Die Story schafft es auch sehr gut einen Mittelweg zu schaffen um die ägyptische Geisterwelt einzubauen. Klar könnte man dem ganzen jetzt vorwerfen, das hier einfach Geister oder Yokai gegen ägyptische Wesenheiten getauscht wurde, aber ehrlich gesagt, was solls? Ich meine, ja es ist ein typisches Monster of the Week, für mich, der ich Yokai liebe, ist es aber auch mal ganz cool einfach eine neue Art „Monster“ vorgesetzt zu bekommen.

Der Manga nutzt damit das typische Schema F (Oder doch eher S für Shounen?). Ein Mensch hat ein Problem, der Magai nistet sich ein und ruiniert damit dessen Leben und Imhotep rettet den Tag. Letztendlich gibt es keine neuen Geschichten mehr, weil alles irgendwie schon da war. Ich bin ein Freund von dem Schema F und finde die Umsetzung damit echt gelungen.

Ein weiter Pluspunkt des Manga ist der Zeichenstil, der mir unglaublich zusagt! Ich bin ein Fan von kräftiger Linienführung und die bekomme ich hier geboten. Auch die Kampfsequenzen sind gut gezeichnet und recht übersichtlich. Auch das Design der Magai ist durchaus erfrischend, da es an die jeweiligen ägyptischen Gottheiten angelehnt ist.
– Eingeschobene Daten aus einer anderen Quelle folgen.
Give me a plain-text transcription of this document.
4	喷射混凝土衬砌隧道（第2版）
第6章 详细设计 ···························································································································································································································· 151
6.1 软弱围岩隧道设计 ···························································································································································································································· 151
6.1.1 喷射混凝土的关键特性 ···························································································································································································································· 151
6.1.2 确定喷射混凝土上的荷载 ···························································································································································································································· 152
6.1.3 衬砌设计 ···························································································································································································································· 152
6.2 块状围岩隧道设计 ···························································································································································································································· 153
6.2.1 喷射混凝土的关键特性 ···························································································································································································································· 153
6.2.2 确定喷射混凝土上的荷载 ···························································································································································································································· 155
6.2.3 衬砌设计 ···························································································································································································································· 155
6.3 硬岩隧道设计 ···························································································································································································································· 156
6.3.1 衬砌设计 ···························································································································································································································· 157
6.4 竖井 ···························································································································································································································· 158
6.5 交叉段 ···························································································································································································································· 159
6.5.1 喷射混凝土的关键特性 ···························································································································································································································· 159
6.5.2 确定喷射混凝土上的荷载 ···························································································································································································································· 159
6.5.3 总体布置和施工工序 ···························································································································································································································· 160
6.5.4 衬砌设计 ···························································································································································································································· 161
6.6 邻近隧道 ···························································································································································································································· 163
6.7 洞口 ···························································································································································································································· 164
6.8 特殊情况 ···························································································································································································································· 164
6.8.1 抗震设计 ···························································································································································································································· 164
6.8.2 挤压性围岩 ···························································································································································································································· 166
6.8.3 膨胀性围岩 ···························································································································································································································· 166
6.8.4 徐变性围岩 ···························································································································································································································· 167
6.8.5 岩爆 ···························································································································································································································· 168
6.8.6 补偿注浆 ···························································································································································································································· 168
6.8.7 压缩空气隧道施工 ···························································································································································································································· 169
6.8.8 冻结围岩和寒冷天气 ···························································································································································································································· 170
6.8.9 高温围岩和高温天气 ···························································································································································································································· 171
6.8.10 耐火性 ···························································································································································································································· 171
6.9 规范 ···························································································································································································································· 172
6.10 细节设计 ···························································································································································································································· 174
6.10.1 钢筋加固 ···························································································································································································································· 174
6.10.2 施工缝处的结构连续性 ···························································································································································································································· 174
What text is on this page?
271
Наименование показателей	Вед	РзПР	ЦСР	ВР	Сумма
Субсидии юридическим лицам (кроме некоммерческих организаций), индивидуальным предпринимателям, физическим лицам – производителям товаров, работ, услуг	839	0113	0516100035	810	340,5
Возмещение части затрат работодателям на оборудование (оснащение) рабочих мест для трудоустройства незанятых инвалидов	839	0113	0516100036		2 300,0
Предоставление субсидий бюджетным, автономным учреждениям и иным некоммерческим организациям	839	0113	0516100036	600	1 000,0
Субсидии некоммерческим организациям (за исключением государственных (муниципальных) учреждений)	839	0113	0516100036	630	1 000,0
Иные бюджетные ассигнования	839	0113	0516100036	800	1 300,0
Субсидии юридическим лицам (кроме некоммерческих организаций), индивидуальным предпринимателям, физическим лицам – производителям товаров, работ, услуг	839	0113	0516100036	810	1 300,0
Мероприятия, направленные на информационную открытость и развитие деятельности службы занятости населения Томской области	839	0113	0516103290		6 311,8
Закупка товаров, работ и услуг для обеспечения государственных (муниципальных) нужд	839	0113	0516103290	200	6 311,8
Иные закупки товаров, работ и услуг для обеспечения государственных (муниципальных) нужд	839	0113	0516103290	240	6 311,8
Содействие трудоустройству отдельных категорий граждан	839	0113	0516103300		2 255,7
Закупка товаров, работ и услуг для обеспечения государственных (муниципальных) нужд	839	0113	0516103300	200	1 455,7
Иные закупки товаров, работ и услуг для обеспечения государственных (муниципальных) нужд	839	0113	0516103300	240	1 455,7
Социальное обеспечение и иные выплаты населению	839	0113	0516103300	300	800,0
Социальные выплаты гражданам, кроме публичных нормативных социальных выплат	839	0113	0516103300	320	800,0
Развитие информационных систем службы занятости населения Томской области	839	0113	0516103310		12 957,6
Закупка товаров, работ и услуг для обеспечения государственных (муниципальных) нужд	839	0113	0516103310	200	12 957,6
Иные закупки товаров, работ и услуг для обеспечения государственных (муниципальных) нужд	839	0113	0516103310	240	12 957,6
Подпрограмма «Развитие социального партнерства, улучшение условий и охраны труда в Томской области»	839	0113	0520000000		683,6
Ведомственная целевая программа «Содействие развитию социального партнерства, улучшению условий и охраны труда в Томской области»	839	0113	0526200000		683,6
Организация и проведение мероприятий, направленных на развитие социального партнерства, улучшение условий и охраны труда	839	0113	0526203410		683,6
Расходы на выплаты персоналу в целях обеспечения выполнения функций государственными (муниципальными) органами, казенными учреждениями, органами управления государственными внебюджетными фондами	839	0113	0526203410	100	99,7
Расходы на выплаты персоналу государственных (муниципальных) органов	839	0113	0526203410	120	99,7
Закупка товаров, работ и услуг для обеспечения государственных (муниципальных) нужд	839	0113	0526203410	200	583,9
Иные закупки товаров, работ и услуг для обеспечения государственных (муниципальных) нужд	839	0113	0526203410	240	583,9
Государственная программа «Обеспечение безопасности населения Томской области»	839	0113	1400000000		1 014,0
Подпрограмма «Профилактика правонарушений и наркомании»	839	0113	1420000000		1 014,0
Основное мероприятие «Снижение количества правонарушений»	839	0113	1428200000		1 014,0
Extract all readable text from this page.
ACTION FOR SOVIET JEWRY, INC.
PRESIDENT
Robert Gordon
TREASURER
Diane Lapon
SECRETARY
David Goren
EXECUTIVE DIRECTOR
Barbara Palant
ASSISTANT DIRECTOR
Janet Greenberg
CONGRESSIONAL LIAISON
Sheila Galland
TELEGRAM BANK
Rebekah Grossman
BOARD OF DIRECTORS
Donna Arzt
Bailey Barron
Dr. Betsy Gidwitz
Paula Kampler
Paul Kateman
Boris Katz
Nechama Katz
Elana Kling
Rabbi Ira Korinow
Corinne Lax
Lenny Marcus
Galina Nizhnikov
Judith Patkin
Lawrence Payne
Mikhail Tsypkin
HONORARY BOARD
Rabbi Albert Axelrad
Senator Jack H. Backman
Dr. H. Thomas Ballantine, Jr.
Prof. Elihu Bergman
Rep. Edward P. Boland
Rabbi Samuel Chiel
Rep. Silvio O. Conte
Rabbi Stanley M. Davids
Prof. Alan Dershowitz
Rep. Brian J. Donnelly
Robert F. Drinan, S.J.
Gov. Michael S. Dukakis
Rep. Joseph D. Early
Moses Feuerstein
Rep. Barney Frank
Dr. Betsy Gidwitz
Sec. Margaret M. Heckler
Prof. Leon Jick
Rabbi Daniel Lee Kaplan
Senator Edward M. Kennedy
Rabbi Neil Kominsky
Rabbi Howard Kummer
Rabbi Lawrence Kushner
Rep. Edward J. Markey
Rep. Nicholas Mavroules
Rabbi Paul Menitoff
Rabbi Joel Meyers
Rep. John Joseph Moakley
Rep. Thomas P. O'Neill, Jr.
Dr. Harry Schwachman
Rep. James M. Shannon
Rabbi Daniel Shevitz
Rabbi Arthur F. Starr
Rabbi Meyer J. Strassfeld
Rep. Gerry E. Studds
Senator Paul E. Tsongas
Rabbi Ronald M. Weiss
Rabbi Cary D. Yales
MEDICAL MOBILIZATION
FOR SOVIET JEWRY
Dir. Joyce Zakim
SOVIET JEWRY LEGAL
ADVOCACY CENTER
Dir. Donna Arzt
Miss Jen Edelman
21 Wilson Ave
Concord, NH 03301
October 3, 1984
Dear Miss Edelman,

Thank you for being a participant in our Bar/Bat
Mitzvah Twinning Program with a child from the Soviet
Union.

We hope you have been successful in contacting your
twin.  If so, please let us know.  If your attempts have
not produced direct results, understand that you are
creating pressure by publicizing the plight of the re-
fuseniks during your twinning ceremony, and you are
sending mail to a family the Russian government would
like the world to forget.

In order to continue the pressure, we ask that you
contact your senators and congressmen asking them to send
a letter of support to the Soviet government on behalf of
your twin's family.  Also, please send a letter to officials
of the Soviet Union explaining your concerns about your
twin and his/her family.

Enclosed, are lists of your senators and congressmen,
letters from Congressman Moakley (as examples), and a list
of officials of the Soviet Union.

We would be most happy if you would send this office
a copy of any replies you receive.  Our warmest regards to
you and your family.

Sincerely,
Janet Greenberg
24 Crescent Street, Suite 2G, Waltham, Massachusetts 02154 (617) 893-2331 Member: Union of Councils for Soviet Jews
IM – Great Priest Imhotep ist ein echt cooler Manga. Ich hatte riesigen Spaß beim Lesen und kann den zweiten Band eigentlich kaum erwarten. Die Story, das Setting und die Charaktere bilden eine gelungene Harmonie und machen Lust auf mehr und ich bin mal gespannt, in welche Richtung sich das ganze Geheimnis rund um Imhotep wohl noch entwickelt.

Somit kann ich den Manga all jenen empfehlen die ohnehin Spaß an Shounen Serien wie etwa, Magi, Toriko oder auch Nura – Herr der Yokai haben. Der Manga erfindet das Rad zwar nicht neu und ist vielleicht auch nicht der große neue Shit (sonst gäb es wohl nen Anime), er hat aber eine absolut stabile Basis und arbeitet gut damit. Ein sehr unterhaltsamer Manga bei dem ich gespannt bin wie es weiter geht.